All Penn Staters Should Still Be Disappointed in Joe Paterno

I'm not letting the coach off the hook.

While it may appear that people get away with a hell of a lot, they don’t—not cardinals, or priests, or football coaches, or self-canonized institutions. Something biblically ominous converged over our humble little Commonwealth as the Lynn and Sandusky verdicts unfolded. It’s like the Eye in the Sky is putting down an Almighty Foot for the world to be reminded that, verdicts aside, the scope of human justice is paltry when it comes to certain sins.

Like a lot of Philadelphians, I’m Catholic, a product of Catholic school, and I also went to Penn State. My generation is hard-pressed to defend the Church about anything, mostly because the Baby Boomers who raised us, taught us to question any and all authority, including and especially one that says it speaks for God.

As far as we’re all concerned, it was just a matter of time before that whole dog-and-pony show had its cover blown. The Church can throw all the hissy fits it wants about us, our birth control, our divorces, and our gay friends. Most of us are “cafeteria Catholics” anyway, and none of us is losing sleep over it. Even on more complex issues, like abortion, we rely on our own consciences more than the Church’s. For all of my strong opinions and big talk, I personally regret not walking out of a mass that I attended a few months ago when the homily turned into a diatribe about the abomination of gay marriage. What about the abomination of ALL of the marriages, christenings, communions, confirmations, and funerals presided over by priests who are/were child molesters?

Catholics are livid, appalled and sad, but one thing we aren’t is polarized. There are no “yeah, but” debaters trying to absolve anyone, not the perpetrators or the bystanders. So if Catholics aren’t polarized, why are Penn Staters?

I make this observation because I’ve had discussions with other Catholics, and we all land in the same place of contempt, disbelief and the general consensus that has to do with karma being her bitchy self. It doesn’t go this way with the Penn State crowd though, especially when the discussion turns to Joe Paterno.

No one’s selling posthumous t-shirts to memorialize Anthony Bevilacqua, with “Thanks, Tony” superimposed over a silhouette of him in his biretta, which is that pointy hat the Pope put on his head when he became a made man. But you can get a “Thanks, Joe” t-shirt with the iconic silhouette of him, in his floods and cleats, hands in pockets, ever the deep thinker. The sentiment, that what football and Joe Paterno have made mighty, let no man put asunder, is obnoxious.

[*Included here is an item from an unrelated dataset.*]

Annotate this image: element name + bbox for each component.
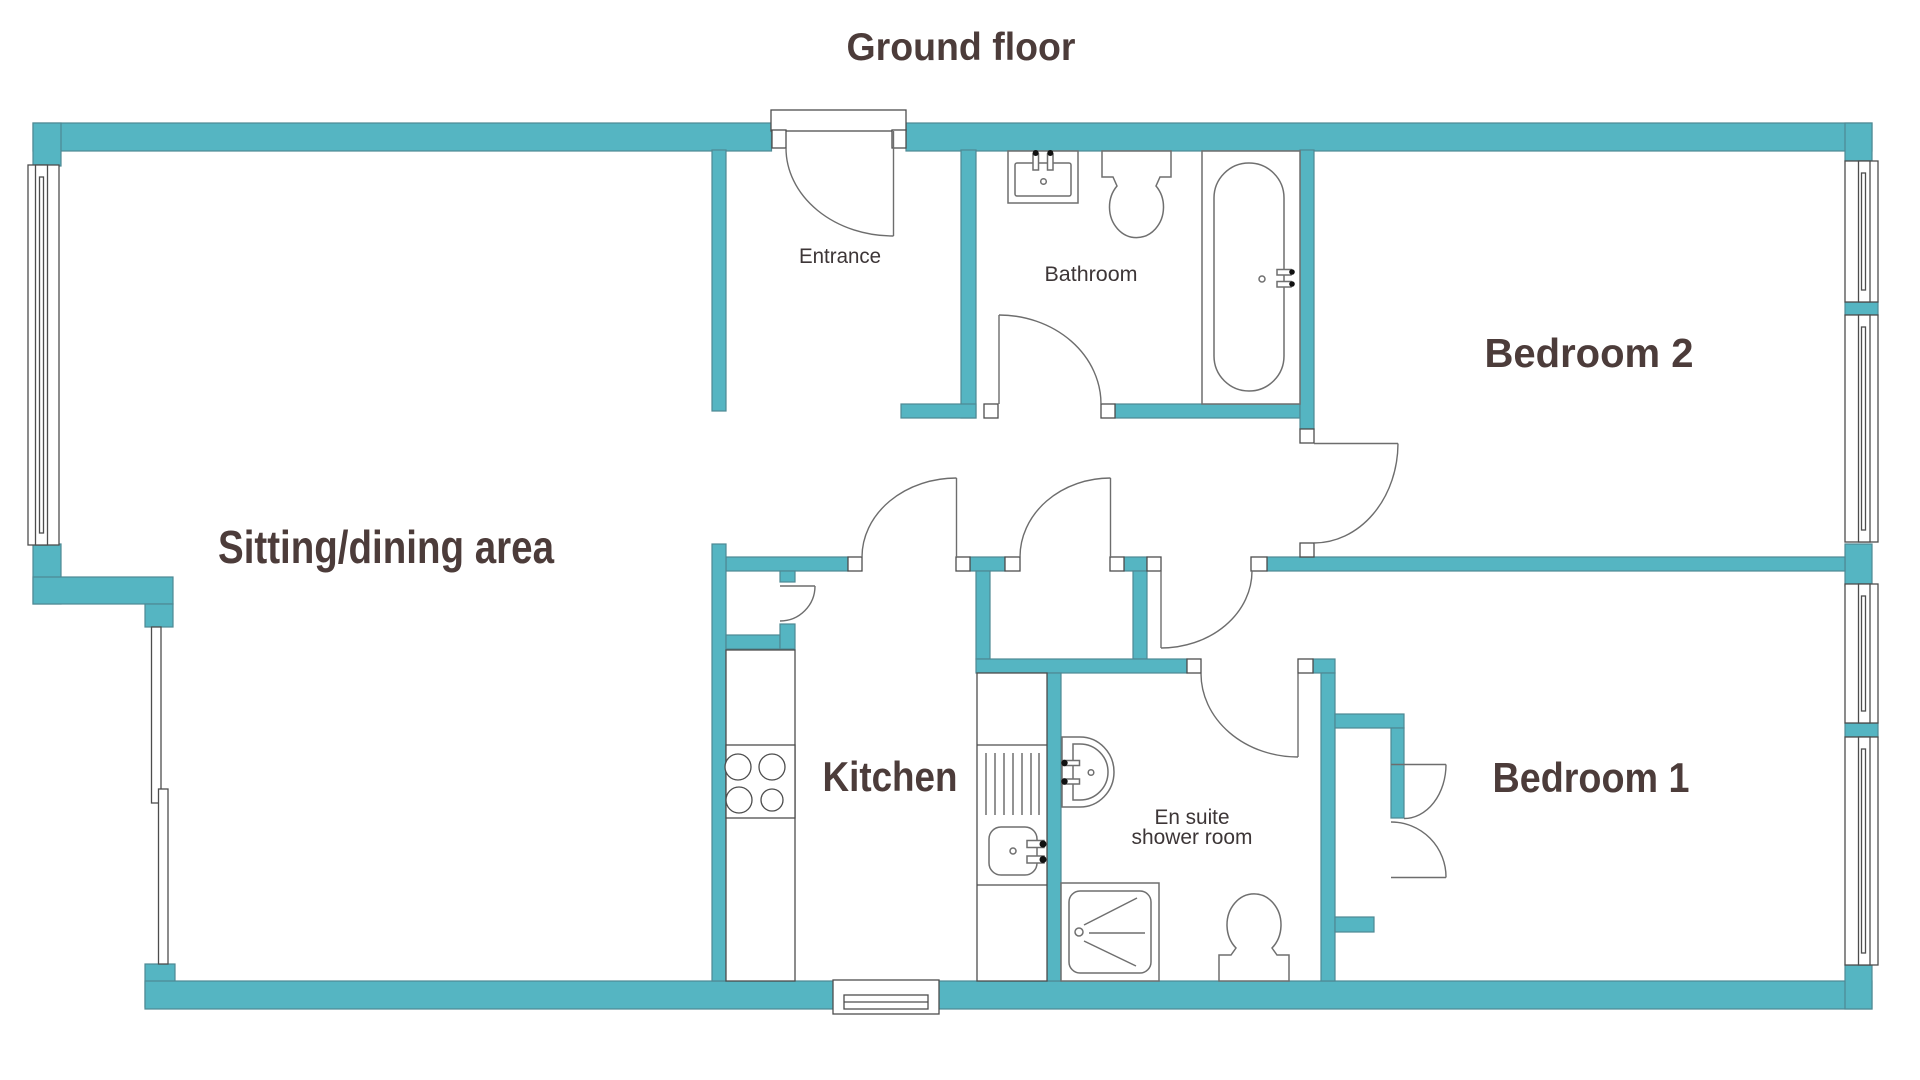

Penn Staters are divided into those who are furious, who throw away their Penn State mail before they even open it, and those who will miss no opportunity to “yeah, but” themselves into righteousness. “Yeah, but he told his boss … Yeah, but the police didn’t do anything anyway … Yeah, but the parents should have told someone … Yeah, but the boys kept going back …”

Bring it on, other side. Tell me again to let the man rest in peace, or that I should turn in my degree, or that Paterno followed the chain of command, and he wasn’t the end of the chain, like Bevilacqua was. If you really are a Penn Stater, you would know that it’s absurd to suggest that anyone was Paterno’s boss except for him, and that includes the Board of Trustees and that smacked-ass puppet of a University President.

All Paterno had to do was tell the board that he would do no more of their glad-handing for dollars until someone did something about the child molester who had an office on the very same campus as he, himself, did, otherwise he would be taking a trip to see then-Attorney General, Tom Corbett. And if that didn’t work, he’d be going to the media.

Who wouldn’t listen once Paterno started publicly calling it out? No sappy t-shirt negates his role as a bystander among many in this tragedy that is nothing less than a holocaust for Sandusky’s victims, both known and unknown.

LaVar Arrington’s recent blog post made me angrier with myself for not walking out on that homily, but it also made me cry because maybe while I was taking a study break and laughing with my friends over stickies and hot chocolate on College Avenue, somewhere on our campus across the street, a boy, like the boy I now have, was being raped. It wouldn’t be accurate to say that no one did anything about it, because they did: They remained silent and looked the other way, for the glory of Old State.